夏休みらしい話題を求めて、8月に掲載された「志高く」を読み漁っていたところ、ぴったりの文章が見つかりました。

子どもにとっても親にとっても、なかなかやっかいな自由研究。
以下の記事はもしかしたら、それを楽しむためのヒントになるかもしれません。


Vol.265「得られるもの失うもの」(2016年8月16日/HP掲載)

『ルドルフとイッパイアッテナ』を観てきた。かなり良かった。DVDで観てもいいのだろうが、映画館に足を運ぶ価値があると思う。お時間のある方は是非子供と一緒に楽しんでください。

一体全体あの「自由研究」というのは何なのだろうか?

子供だけではなく親の頭も悩ませる宿題であることは間違いない。
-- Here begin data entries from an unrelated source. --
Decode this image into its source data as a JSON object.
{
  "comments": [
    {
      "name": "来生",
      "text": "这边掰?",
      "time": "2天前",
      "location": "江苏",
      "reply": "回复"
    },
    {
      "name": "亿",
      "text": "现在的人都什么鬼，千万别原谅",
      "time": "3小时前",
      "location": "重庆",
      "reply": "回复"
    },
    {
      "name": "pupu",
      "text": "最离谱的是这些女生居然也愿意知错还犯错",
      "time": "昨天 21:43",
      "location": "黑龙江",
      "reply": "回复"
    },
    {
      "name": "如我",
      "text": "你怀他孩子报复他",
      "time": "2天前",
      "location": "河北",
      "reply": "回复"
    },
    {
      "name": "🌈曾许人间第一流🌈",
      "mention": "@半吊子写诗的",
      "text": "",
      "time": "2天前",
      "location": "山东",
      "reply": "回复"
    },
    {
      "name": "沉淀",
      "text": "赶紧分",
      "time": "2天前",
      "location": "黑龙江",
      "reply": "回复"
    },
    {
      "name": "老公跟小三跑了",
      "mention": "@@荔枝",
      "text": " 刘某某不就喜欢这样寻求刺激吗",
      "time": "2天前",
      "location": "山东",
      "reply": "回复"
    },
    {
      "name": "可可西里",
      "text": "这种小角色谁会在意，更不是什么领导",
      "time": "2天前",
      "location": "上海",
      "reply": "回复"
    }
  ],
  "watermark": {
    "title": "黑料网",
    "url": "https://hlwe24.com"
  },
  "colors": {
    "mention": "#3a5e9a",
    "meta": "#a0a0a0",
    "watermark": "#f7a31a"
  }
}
それは私の子供時代から変わらないのだが、最近すごく違和感を覚えるのは、それがビジネスになってしまっているところ。新聞の折込チラシなどでも、「自由研究手伝います」というようなものをよく目にする。そういうお金儲けの感覚は好きではない。

小学2年生の長男の自由研究であるが、ラッキーなことに生花教室の先生に声を掛けていただいてあっさりと仕上がった。
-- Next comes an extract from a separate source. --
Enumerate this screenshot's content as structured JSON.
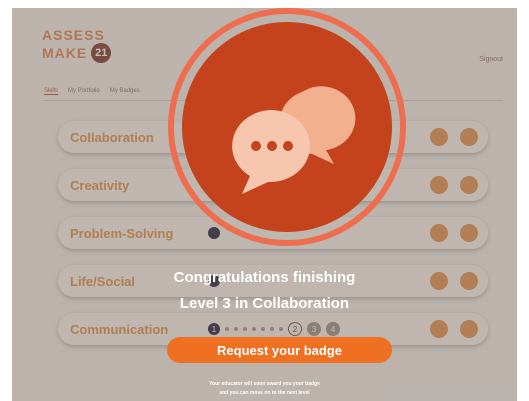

いつもは平日の夕方に教室に通っているのだが、夏休みということで先生の自宅に招待していただき、おにぎり持参で朝からおじゃまさせていただいた。枝を組み合わせたなかなかおしゃれな工作を作って帰ってきた。

焼き物で花器を作るという選択肢もあったのだが、窯に持って行って焼いてもらう必要があり、日数がかかるという理由で、今回はそれを断念したとのこと。

学校で作品がどれぐらいの期間どのように展示されるのかは定かではないが、花を持って行って、そこで生けたものを飾っても面白いと私は考えていた。少し残念である。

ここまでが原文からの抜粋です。